I would put a calibrated thermometer probe in there next to the meat to verify the temp is correct.

Rock


----------



## Dutch (Apr 25, 2006)

Aloha Buzzard, What kind of controls does this smoker have? Can you post a pix or a model number?


----------



## buzzard (Apr 25, 2006)

its the smokintex 1300 it has one dial on top for temp control


----------



## bob-bqn (Apr 25, 2006)

buzzard, I looked at these http://www.smokintex.com/p_smokers.html but can't figure why the cooking was so fast. Only thing I can figure is either the temperature dial or the thermometer is wrong. Have ya'll tried to contact the manufacturer? 

U.S. Mail:
P.O. Box 250243
Plano, TX 75025
(972) 509-4814

Sales:
(888) 922-1511

 FAX:
(214)-241-5932

E-Mail:
[email protected]


----------



## Dutch (Apr 26, 2006)

That's my thinking too, Bob. The temp regulator could be out of adjustment. I know on most electric ovens there is adjusment screws under the knob so that you fine tune the oven temp up or down.
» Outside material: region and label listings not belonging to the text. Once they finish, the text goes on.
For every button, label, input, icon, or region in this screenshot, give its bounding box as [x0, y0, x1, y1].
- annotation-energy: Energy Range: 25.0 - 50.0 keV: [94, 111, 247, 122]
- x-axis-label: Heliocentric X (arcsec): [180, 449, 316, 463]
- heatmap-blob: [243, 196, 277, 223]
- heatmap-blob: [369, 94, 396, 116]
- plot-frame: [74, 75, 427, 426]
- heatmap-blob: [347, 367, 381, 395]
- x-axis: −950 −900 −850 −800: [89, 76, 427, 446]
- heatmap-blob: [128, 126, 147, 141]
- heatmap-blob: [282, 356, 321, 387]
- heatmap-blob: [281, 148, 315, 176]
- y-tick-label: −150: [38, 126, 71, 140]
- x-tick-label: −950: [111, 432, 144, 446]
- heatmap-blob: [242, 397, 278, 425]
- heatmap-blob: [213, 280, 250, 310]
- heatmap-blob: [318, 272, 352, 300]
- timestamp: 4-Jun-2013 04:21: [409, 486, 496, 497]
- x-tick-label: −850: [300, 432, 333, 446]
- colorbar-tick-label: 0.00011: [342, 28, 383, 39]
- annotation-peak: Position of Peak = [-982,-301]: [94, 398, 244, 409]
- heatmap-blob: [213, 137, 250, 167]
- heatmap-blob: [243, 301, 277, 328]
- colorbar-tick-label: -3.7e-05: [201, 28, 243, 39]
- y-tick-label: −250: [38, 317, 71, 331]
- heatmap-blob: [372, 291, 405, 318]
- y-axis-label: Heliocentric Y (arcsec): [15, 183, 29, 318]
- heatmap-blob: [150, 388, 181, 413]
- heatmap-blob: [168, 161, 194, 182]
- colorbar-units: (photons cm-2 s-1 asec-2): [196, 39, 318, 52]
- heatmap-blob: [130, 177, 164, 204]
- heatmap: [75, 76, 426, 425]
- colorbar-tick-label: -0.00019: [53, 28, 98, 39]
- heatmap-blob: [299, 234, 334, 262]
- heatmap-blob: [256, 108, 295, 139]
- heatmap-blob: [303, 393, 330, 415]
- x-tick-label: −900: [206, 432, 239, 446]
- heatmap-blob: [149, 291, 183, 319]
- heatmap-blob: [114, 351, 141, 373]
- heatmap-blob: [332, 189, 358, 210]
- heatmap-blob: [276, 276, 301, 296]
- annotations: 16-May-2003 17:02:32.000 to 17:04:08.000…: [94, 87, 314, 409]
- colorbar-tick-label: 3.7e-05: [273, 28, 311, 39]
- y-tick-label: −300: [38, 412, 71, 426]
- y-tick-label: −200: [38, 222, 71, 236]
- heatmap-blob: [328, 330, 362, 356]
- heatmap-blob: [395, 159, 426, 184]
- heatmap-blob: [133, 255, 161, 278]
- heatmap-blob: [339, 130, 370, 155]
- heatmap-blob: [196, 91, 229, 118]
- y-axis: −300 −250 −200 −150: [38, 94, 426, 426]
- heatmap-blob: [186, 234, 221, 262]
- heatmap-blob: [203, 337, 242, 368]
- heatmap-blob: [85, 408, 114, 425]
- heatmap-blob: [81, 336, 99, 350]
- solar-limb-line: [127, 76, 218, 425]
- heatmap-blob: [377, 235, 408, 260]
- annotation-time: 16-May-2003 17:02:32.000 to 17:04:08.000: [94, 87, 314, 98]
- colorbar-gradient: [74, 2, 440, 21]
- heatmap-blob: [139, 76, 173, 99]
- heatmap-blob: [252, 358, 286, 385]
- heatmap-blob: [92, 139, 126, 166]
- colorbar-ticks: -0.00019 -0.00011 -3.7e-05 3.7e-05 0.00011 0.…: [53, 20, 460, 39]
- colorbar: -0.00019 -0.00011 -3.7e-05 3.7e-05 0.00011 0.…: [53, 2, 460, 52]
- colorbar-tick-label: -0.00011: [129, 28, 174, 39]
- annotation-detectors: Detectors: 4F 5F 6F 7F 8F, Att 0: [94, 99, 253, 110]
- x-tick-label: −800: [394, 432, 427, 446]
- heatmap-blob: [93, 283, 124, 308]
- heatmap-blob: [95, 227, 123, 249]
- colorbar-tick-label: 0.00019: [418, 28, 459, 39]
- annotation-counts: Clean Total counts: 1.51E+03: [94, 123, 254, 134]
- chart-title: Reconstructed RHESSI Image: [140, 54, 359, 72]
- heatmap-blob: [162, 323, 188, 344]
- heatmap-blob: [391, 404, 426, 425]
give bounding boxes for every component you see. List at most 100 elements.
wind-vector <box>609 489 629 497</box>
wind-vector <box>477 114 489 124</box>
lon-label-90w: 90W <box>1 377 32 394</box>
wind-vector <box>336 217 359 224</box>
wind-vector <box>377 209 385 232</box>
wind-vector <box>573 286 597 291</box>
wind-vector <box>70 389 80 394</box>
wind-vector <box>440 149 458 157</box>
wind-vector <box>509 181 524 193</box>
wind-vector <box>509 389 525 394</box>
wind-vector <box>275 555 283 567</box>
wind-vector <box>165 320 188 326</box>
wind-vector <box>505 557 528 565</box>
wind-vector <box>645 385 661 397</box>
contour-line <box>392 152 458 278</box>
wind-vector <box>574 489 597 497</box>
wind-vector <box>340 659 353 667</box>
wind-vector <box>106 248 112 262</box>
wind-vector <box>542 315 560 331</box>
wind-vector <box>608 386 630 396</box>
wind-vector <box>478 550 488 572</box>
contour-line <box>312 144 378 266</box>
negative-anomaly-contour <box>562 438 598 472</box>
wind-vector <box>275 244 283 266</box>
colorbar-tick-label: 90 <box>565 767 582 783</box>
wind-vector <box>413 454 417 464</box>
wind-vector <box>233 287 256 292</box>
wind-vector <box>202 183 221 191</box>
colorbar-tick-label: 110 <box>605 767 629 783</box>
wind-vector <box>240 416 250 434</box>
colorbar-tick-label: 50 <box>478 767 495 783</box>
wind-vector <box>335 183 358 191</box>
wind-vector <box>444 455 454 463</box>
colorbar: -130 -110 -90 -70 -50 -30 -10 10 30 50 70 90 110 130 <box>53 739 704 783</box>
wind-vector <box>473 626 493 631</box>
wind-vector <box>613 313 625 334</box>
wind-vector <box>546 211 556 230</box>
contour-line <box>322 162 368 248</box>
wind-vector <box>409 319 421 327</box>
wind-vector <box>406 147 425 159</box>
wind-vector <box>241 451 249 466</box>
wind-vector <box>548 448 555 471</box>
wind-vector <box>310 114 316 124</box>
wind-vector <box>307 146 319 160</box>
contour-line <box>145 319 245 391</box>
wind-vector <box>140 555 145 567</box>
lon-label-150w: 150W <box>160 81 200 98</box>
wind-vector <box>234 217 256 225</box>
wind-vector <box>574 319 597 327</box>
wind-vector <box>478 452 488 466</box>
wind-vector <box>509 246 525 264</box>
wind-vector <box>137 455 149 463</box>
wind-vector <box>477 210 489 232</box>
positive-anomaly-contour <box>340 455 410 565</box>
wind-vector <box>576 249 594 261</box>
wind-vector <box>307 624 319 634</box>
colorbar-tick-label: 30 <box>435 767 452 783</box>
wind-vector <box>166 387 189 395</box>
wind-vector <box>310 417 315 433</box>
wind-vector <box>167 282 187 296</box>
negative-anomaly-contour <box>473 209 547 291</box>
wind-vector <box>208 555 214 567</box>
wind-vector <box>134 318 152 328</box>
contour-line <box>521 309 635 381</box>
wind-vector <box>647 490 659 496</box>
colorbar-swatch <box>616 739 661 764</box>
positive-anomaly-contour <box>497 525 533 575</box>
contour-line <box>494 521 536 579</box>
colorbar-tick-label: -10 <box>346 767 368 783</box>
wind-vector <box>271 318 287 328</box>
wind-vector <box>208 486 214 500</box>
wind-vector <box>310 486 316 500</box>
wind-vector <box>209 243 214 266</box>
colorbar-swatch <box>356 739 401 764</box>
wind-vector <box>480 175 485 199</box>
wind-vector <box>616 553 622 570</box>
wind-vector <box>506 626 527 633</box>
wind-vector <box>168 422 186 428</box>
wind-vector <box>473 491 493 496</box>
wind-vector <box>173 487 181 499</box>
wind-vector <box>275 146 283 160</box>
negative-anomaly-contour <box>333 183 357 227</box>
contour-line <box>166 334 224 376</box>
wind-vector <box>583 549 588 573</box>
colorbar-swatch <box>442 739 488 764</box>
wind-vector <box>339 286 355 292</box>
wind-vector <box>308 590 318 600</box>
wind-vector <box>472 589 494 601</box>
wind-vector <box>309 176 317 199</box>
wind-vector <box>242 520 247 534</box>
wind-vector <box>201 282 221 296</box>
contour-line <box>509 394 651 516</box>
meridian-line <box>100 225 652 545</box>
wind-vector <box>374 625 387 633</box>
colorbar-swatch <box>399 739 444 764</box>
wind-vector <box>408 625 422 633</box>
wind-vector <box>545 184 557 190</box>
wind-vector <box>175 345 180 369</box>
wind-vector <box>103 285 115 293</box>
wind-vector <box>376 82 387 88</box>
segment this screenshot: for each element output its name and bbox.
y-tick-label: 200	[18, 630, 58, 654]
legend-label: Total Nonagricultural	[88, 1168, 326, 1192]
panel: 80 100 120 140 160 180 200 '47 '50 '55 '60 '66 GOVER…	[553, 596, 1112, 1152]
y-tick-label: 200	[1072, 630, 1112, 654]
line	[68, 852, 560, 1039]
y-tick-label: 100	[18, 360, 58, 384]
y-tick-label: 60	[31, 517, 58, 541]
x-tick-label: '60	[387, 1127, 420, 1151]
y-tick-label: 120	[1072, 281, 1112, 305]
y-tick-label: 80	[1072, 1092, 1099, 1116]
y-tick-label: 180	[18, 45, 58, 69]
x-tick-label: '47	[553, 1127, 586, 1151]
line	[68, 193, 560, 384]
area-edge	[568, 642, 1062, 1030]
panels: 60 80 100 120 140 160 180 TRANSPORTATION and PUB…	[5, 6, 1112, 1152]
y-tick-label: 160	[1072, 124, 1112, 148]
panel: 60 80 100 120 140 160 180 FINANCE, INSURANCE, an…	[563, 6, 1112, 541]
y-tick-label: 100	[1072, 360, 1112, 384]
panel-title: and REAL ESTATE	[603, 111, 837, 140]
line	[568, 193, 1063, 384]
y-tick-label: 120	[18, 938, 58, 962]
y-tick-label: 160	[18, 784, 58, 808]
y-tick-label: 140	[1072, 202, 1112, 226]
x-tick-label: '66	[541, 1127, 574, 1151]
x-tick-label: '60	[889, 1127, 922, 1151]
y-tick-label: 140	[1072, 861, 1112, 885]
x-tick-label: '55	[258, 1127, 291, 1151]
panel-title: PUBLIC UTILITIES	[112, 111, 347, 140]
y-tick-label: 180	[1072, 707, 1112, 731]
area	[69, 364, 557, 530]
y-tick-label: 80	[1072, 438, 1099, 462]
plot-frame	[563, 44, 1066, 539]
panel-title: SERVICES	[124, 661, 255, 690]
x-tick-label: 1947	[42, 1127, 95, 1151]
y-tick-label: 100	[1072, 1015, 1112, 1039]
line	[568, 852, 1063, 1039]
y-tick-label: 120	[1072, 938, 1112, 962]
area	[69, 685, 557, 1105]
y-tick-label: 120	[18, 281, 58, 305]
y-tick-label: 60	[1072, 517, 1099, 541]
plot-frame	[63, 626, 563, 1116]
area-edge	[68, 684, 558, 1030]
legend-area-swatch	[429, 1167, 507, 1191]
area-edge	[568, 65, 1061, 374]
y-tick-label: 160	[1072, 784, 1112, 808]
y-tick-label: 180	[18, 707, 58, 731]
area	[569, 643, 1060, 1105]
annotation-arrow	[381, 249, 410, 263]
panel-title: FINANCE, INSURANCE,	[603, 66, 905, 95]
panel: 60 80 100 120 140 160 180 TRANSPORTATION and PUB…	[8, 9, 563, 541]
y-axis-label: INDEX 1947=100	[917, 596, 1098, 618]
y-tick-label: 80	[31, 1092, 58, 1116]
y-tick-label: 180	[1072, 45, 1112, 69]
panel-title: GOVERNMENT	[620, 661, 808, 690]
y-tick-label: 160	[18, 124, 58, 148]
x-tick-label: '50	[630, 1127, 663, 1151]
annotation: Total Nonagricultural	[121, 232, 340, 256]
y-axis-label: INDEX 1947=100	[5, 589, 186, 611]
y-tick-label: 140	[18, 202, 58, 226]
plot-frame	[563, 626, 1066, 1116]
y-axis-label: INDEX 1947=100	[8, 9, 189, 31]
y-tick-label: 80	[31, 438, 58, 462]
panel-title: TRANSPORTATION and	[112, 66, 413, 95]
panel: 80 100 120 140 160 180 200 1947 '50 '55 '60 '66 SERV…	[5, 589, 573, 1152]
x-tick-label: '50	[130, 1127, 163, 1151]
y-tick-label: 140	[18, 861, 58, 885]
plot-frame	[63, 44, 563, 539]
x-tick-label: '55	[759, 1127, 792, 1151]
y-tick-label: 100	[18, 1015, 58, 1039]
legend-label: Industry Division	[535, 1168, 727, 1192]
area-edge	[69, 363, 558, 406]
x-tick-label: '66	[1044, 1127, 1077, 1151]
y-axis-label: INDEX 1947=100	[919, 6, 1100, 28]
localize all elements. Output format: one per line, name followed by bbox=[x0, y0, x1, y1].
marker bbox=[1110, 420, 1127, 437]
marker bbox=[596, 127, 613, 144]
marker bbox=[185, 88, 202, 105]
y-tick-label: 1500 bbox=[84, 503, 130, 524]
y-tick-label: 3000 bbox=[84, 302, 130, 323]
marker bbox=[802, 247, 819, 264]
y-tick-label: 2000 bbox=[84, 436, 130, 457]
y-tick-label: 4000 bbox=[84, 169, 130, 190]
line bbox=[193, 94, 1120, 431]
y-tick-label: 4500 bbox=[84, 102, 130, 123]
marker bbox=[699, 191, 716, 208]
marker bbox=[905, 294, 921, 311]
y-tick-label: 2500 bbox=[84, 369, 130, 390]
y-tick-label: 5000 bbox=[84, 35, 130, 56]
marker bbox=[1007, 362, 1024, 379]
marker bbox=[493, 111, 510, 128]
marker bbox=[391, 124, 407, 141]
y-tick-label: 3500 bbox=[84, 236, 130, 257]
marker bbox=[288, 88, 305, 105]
Don't know if the Smokin Tex units have any means for adjustments or not.


----------



## buzzard (Apr 26, 2006)

i never realized you could adjust the temp control.  i may play with that later.  we made some tuna and smoked some cheese last night.  we just turned the temp down to where we thought it would be good, and everything turned out finaminal.

once i can get him to give me a pic of the fish i will post it.....it looks so good in the pic its scary.

thanks brothers and sisters for the help so far.  i will let you know what happens  when i adjust the temp control.  im now glad i brought my digital temp guage with me.  i figure im going to need that to get it right or at least close.


----------



## shellbellc (Jul 18, 2006)

a little late in the reply, but my el smoker really takes temp changes with the flu.  If I open it all the way, the temp can really drop (30 degrees)


----------